Study Finds Sexually Harassed Women Tend to Leave Organization

Women who have been through sexual harassment at the workplace tend to leave the organization. That's according to a study that was carried out at the University of Haifa. "It is a matter of having no other outlet and not an act of control and power," the researchers stated.

The study, which was carried out by research student Chana Levi and professor Eran Vigoda-Gadot, surveyed 192 women who work in the public sector in Israel. The purpose of the study was to observe whether women who had been sexually harassed would tend to leave their place of work, develop behaviors of work neglect, or attempt to change the situation by means of taking particular action. The study also observed how much internal politics in an organization and the level of the employee's belief in her own ability to change things (self-capability) affect the behavioral patterns of sexually harassed women.

The study reports that the level of reported sexual harassment was rather low. The workers were asked to rank harassment experiences on a scale of 1-5 (where 1 is experiencing no sexual harassment at all and 5 is constant harassment), harassment being defined as offensive sexually suggestive comments (gender harassment), repeated harassment intended to lead to sexual relations, and actual sexual coercion. According to the study, the level of sexual harassment was 1.38. That said, a third of the women reported having experienced gender harassment at medium or high frequency (66.69 percent of the women reported that they never experienced gender harassment or rarely experienced it); 89.85 percent of the women never experienced repeated attempts at sexual relations or seldom experienced it; 95.37 percent of the workers never or seldom experienced sexual blackmail.

The research also revealed that in the organizations where the female employees reported more internal politics (i.e., where decisions are made based on personal and not business interests) there are also more cases of sexual harassment.

The second stage of the study examined behavioral patterns of women who had experienced sexual harassment. It revealed that harassed women tend to leave their jobs. The factor that can lead women to staying at their places of work despite sexual harassment is their level of self-capability: the more a woman believes in her own power to change the present reality the more she will prefer not to leave her workplace. The level of organizational politics also affects behavioral patterns: the more an organization is considered egalitarian, fair, and just, the more sexually harassed women preferred to put up a fight within the organization; and vice versa.

According to the researchers, these conclusions indicate that organizations that wish to combat the phenomenon of sexual harassment ought to set clear policies that minimize uncertainty and the risks that confront a female worker who wishes to make a complaint.

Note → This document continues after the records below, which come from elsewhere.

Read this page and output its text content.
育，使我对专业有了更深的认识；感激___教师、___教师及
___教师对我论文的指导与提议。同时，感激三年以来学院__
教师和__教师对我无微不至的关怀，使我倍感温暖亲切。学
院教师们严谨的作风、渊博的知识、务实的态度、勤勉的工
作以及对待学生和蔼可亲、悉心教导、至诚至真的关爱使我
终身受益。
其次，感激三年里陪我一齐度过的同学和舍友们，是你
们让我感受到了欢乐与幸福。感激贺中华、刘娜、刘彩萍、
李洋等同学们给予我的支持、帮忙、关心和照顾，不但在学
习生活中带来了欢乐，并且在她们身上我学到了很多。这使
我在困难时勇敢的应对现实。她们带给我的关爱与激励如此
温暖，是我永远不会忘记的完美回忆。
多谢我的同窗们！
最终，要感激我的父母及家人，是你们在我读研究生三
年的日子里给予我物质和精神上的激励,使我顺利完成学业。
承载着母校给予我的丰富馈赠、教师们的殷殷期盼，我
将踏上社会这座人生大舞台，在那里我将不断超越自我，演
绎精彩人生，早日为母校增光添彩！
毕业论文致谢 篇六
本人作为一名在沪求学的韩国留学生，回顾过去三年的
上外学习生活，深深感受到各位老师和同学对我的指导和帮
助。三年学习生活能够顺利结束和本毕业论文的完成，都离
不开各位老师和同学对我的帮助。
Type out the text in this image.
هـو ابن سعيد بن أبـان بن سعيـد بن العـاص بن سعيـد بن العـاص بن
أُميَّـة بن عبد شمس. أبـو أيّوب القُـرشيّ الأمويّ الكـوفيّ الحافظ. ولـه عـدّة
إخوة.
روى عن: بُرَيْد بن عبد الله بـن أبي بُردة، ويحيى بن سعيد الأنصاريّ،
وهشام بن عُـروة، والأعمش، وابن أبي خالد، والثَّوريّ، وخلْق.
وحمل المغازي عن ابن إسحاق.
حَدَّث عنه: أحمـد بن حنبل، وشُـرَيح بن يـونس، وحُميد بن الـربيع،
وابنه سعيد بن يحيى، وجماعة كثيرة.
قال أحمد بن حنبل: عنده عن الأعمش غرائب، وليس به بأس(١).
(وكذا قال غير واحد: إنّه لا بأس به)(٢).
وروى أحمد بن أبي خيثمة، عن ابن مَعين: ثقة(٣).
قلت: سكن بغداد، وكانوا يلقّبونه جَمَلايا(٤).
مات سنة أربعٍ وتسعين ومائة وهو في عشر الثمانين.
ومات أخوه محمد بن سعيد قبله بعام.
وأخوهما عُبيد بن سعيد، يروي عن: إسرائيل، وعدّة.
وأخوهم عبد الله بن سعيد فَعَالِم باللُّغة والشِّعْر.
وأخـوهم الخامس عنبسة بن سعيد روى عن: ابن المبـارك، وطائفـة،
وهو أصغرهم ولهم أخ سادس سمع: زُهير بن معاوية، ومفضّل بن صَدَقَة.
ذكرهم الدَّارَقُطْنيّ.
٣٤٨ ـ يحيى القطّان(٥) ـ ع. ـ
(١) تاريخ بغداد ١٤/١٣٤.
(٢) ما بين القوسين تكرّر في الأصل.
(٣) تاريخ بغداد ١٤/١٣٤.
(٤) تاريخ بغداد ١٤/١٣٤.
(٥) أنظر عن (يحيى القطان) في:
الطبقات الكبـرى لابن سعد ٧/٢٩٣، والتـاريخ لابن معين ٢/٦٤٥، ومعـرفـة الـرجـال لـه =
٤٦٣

"There is a tendency to think that it is the stronger woman who believes in her capabilities who will choose to leave a place of work in which she experienced sexual harassment because she believes in her abilities and the possibility of finding another job. But the study's findings showed that a worker who leaves an organization following sexual harassment does so out of inability to bring about a positive solution to the situation and not as an act based on strength and power," the researchers concluded.